I've mentioned before that middlemen clients -- SEO firms, marketing firms, etc. -- are some of my favorite types of clients to work for. They bring a group of their own clients to your door which saves on marketing time for you, and they tend to bring in bigger orders than most single clients. They also often go for regular monthly work rather than short-term or one-off projects.
There are downsides of working with middlemen clients too though. I've been thinking about them a lot lately as I consider whether or not to replace a specific contract or two. If you're considering taking on middlemen clients, here are some of the not-so-hot aspects of those relationships that you might want to consider.
It can be an all or nothing deal.
After finishing a current project, I've already decided I won't offer a specific service through any middlemen clients anymore. But while I can choose to offer some services and not others, I cannot say "I'll work for all of your clients except for so-and-so." Well, I could, but chances are that I'd lose the contract as a whole and they'd go with someone willing to take on all of their clients together. When you work with a client directly, you can "fire" them if they become overbearing, are the never-pleased type, or if they're simply really difficult to work with. With middlemen clients you can't do that. You can't cut off ties with one of them. You have to take things through your direct client, and if you bail you put their business at risk. You don't want to cost your client clients of their own.
Your policies might have to adapt.
When I work with end clients directly, I very rarely accept phone calls. While my rates might look high to some buyers who are used to working with extremely low rate content writers, they're actually very low compared to people with similar credentials (especially when it comes to things like PR and marketing copy). I'm able to do that and still keep my hourly rates where I want them by streamlining my process. That means being able to deal with client communication in dedicated blocks of time via email. When I have an end client who insists of regular phone conversations, they're billed a $125 per hour consulting rate with a minimum half hour billed for each call. (It's amazing how they often realize those calls are unnecessary and a 5-minute email will suffice when they see the time they're taking out of my day in the form of a bill.) With middlemen clients, there isn't as much freedom in billing out things like this or "inconvenience charges" where you might charge more to a client you know is regularly a pain to work with. The middleman client has a rate they've negotiated with their clients and that includes the fees you've settled on with them previously. You would have to go through two levels of clients to get other charges approved and paid.

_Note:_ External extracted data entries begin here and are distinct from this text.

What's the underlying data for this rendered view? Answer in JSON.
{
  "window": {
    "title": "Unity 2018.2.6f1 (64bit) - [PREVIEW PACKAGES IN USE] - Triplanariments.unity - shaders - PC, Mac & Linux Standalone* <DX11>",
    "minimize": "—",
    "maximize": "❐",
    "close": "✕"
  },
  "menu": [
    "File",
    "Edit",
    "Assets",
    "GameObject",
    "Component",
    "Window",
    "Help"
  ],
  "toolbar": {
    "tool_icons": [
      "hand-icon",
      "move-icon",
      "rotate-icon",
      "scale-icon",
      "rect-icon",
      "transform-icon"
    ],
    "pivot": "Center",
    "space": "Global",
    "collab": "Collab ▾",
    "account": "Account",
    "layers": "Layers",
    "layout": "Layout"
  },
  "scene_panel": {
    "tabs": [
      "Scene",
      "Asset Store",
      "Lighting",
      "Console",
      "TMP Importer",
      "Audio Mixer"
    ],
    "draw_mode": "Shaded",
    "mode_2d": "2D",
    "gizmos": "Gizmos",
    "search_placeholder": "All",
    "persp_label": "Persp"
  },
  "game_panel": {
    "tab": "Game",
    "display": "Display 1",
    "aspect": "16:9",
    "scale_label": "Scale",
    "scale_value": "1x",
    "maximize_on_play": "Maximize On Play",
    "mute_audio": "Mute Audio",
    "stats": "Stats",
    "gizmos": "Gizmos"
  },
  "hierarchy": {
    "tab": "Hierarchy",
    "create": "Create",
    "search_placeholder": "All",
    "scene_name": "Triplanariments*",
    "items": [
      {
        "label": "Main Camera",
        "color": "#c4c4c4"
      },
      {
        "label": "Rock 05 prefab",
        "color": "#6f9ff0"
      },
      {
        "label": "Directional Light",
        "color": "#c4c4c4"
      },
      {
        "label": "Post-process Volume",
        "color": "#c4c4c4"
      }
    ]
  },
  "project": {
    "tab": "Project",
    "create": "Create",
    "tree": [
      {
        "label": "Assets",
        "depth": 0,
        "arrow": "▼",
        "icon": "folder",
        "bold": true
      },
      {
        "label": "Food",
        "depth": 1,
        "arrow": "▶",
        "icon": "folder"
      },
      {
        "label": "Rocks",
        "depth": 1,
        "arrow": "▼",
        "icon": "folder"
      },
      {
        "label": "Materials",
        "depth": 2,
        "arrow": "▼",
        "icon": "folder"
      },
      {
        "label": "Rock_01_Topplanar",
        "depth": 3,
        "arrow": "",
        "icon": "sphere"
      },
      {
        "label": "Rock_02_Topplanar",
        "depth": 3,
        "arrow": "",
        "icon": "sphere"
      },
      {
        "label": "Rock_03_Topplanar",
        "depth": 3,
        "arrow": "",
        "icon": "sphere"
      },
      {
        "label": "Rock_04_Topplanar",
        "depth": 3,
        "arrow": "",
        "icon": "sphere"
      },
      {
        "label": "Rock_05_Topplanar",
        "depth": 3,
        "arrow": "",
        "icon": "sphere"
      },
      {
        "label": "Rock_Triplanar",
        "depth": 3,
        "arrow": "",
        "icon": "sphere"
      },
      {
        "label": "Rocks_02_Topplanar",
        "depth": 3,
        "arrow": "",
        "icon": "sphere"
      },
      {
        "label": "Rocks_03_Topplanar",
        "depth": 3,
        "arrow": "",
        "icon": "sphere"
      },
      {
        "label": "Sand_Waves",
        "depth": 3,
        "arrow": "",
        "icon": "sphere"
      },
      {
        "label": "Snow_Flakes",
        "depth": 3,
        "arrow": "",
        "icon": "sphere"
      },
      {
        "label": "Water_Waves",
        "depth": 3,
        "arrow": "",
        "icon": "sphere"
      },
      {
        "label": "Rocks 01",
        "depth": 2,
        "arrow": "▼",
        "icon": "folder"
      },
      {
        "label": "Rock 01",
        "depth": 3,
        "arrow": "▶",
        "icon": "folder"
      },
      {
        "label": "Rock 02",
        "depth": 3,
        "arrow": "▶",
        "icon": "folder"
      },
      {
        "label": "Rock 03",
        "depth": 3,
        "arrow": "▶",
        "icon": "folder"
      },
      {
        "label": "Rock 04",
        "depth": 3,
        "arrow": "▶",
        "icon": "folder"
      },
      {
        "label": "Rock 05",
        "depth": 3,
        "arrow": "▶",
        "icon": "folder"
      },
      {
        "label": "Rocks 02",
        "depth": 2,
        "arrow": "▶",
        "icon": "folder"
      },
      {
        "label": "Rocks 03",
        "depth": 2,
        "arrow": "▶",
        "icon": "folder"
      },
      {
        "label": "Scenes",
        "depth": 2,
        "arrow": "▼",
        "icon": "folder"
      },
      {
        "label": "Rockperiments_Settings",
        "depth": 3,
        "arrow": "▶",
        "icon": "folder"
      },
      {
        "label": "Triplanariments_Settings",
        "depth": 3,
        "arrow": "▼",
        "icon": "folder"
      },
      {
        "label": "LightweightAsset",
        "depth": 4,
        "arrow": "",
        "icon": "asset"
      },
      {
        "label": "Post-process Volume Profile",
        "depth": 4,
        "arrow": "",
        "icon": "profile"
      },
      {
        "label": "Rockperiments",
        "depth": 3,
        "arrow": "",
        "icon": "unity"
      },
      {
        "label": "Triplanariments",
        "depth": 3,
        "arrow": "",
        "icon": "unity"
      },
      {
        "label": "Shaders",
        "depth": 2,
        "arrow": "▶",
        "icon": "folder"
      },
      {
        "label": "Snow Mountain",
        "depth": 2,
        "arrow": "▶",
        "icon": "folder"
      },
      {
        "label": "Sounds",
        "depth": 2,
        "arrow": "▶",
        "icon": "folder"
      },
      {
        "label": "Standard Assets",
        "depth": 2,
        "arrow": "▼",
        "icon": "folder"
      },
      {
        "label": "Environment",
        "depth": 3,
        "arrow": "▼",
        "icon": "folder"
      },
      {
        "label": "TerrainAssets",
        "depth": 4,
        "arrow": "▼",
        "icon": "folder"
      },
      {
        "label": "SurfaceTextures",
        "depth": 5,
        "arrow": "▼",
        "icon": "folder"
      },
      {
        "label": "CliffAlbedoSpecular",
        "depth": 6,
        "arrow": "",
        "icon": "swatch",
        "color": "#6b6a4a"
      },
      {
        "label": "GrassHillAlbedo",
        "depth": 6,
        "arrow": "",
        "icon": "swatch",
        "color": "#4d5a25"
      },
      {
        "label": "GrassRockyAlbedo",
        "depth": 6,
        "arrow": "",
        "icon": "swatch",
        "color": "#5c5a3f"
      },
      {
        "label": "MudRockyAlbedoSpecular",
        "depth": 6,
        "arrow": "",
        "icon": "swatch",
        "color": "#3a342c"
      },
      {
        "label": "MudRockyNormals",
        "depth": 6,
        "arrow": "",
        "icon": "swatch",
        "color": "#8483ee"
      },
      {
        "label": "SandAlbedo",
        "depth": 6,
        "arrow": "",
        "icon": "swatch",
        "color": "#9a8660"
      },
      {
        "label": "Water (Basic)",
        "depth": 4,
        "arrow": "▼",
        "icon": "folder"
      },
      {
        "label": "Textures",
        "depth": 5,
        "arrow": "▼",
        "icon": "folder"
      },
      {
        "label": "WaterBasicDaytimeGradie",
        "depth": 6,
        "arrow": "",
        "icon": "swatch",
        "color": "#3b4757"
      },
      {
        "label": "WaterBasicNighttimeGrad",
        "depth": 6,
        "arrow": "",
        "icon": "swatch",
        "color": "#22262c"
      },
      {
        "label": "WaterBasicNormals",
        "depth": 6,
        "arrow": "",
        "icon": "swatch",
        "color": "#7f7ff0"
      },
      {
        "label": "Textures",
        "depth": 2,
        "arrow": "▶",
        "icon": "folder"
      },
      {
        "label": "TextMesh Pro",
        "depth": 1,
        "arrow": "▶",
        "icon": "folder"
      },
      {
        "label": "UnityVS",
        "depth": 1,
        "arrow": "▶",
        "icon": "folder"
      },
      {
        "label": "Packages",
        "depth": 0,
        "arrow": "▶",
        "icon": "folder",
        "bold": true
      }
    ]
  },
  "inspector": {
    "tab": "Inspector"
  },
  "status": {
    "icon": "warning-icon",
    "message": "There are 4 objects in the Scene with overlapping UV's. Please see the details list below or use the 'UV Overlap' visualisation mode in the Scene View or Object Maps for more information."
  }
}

You might have to walk on egg shells.
Let's go back to the issue of losing one client meaning you could lose all of those end clients through the middle man firm. While not being able to fire a client is a tough situation to be in sometimes, so is knowing that you have to be extra careful not to piss off any of those end clients. The clients who find me directly know I'm blunt. They come to me for that fact. But sometimes their own clients don't have the stomach for it. They don't want to hear a professional opinion that disagrees with their own. If you speak up, you risk them getting pissed and canceling their contract with the firm. Then you risk the firm canceling their contract with you because you cost them a client. Personally I find myself keeping my mouth shut more than I should when working with end clients through a middle man, and that's not why I went into business for myself.
Payments for several clients can be lumped as one.
This can be either a blessing or a curse really. If a middleman client pays on time all of the time, then you'll receive payment for several projects in a timely manner -- no chasing down invoice after invoice with end clients. However, if one of your middleman clients starts paying invoices late on a regular basis, you're getting late payments not for one client's work, but for several clients' projects. You take this risk with any client. With middlemen clients it might just be a slightly bigger risk.
Things will be better with some middlemen clients than others. Some will try to micromanage everything you do. Some will leave you pretty much free to handle your side of things. Some will let you work directly with the end clients. Some will require that everything go through them (meaning you never hear the end client's actual thoughts on a project). Middlemen clients can be one of the best things to happen to a freelance writer. Then again, sometimes they'll prove to be an excrutiating headache. In the end, it comes down to remembering that they're still a client. You can still fire a firm as a client.
You just have to be prepared to fill that contract time with something else. You can still be open and up front with a middleman client. You just have to be prepared for the consequences if doing so costs them contracts of their own. It can be a difficult path to navigate. How do you do it?